Alla Casa Internazionale delle Donne (via della Lungara, 19, Roma) il 28 ottobre, alle ore 18.30, anteprima del film La scelta di Anne (L’événement) della regista Audrey Diwan tratto dal romanzo di Annie Ernaux.
Per riservare un posto per la proiezione è necessario registrarsi al link:
https://forms.gle/kTHsZzMicoKEFChM6
L’entrata in sala Lonzi sarà a partire dalle 18:00 per iniziare alle 18:30 puntuali.


SINOSSI

La storia di Anne, una giovane donna che decide di abortire per completare i suoi studi e sfuggire al destino sociale della sua famiglia proletaria. La storia della Francia nel 1963, di una società che condanna il desiderio delle donne, e il sesso in generale. Una storia semplice e dura, che ripercorre il cammino di chi decide di agire contro la legge. Anne ha poco tempo davanti a sé, gli esami si avvicinano e il suo ventre si arrotonda…

LETTERA DI ANNIE ERNAUX

Uscendo dalla sala di proiezione di l’Événement, ero molto commossa, non ho avuto altro da dire a Audrey Diwan che queste parole: «Hai fatto un film giusto.»

Giusto, cioè quanto più possibile vicino a quello che voleva dire per una ragazza scoprirsi incinta negli anni Sessanta, quando la legge vietava e puniva l’aborto. Il film non dimostra, non giudica, né tantomeno drammatizza. Segue Anne nella sua vita e nel suo mondo da studentessa, tra il momento in cui aspetta invano l’arrivo delle mestruazioni, e quello in cui la gravidanza è alle sue spalle, in cui «l’evento» ha avuto luogo.  Semplicemente – si fa per dire – è attraverso lo sguardo di Anne, i suoi gesti, il suo modo di comportarsi con gli altri, di camminare, i suoi silenzi, che avvertiamo il cambiamento improvviso prodotto nella sua vita, nel suo corpo che si appesantisce, affamato e scosso dalla nausea. Che entriamo nell’orrore indicibile del tempo che scorre e viene scandito in settimane sullo schermo, lo sgomento e lo sconforto per soluzioni che vengono meno, ma, anche – è molto chiara – la determinazione di andare fino in fondo. E, quando tutto si è concluso, sul volto sereno e luminoso di Anne, in mezzo agli altri studenti, si legge la certezza di un futuro di nuovo aperto.

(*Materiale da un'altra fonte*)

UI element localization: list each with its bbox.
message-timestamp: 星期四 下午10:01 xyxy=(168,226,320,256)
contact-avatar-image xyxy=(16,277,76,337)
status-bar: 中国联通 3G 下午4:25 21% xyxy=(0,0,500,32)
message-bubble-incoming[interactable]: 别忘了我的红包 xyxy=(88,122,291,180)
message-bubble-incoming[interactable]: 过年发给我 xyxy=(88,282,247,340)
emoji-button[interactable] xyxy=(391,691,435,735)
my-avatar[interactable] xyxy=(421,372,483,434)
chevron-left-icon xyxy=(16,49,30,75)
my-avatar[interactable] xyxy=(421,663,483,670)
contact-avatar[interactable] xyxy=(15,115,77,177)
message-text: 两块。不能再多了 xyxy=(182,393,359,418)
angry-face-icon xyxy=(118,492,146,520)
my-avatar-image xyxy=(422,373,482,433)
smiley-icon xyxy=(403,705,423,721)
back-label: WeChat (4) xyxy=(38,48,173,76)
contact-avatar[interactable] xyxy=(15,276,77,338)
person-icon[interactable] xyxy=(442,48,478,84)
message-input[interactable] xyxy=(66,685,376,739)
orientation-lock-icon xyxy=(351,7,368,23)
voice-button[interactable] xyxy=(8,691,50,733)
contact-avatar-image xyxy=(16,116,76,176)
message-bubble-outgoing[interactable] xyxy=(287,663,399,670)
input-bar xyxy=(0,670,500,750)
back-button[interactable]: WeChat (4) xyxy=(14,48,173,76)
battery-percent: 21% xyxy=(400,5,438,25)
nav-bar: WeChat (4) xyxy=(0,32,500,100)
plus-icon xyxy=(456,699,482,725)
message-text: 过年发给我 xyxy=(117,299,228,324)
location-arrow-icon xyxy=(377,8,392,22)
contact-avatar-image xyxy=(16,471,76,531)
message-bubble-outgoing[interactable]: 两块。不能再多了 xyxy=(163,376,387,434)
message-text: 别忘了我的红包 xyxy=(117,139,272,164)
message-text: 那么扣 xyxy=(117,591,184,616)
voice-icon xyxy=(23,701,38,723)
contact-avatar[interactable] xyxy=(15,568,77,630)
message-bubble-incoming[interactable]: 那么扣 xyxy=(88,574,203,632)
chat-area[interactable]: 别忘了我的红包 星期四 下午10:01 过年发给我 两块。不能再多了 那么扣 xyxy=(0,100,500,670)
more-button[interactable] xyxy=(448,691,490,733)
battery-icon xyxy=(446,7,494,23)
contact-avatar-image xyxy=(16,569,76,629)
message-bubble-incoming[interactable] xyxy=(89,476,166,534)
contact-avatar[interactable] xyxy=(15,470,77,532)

Non posso immaginare nessuno al posto di Anamaria Vartolomei per impersonare Anne, e, in un certo senso, me stessa a ventitré anni, con una veridicità e una giustezza che sconvolgono i miei ricordi.

Ma, ai miei occhi, il film non avrebbe potuto essere del tutto giusto se avesse occultato le pratiche alle quali le donne hanno fatto ricorso prima della legge Veil. Audrey Diwan ha il coraggio di mostrarle nella loro realtà brutale, il ferro da calza, la sonda introdotta nell’utero da una «fabbricante di angeli». Perché è solo così, nella sensazione di disturbo suscitata da queste immagini, che possiamo prendere coscienza di quanto è stato inflitto al corpo di quelle donne e di quello che significherebbe tornare indietro.

Vent’anni fa, alla fine del mio libro, scrivevo che quanto mi era successo durante quei tre mesi del 1964 mi sembrava «come un’esperienza totale», del tempo, della morale e del proibito, della legge, «un’esperienza vissuta da un capo all’altro attraverso il corpo». È questo, insomma, che Audrey Diwan ci consente di vedere e di sentire nel suo film.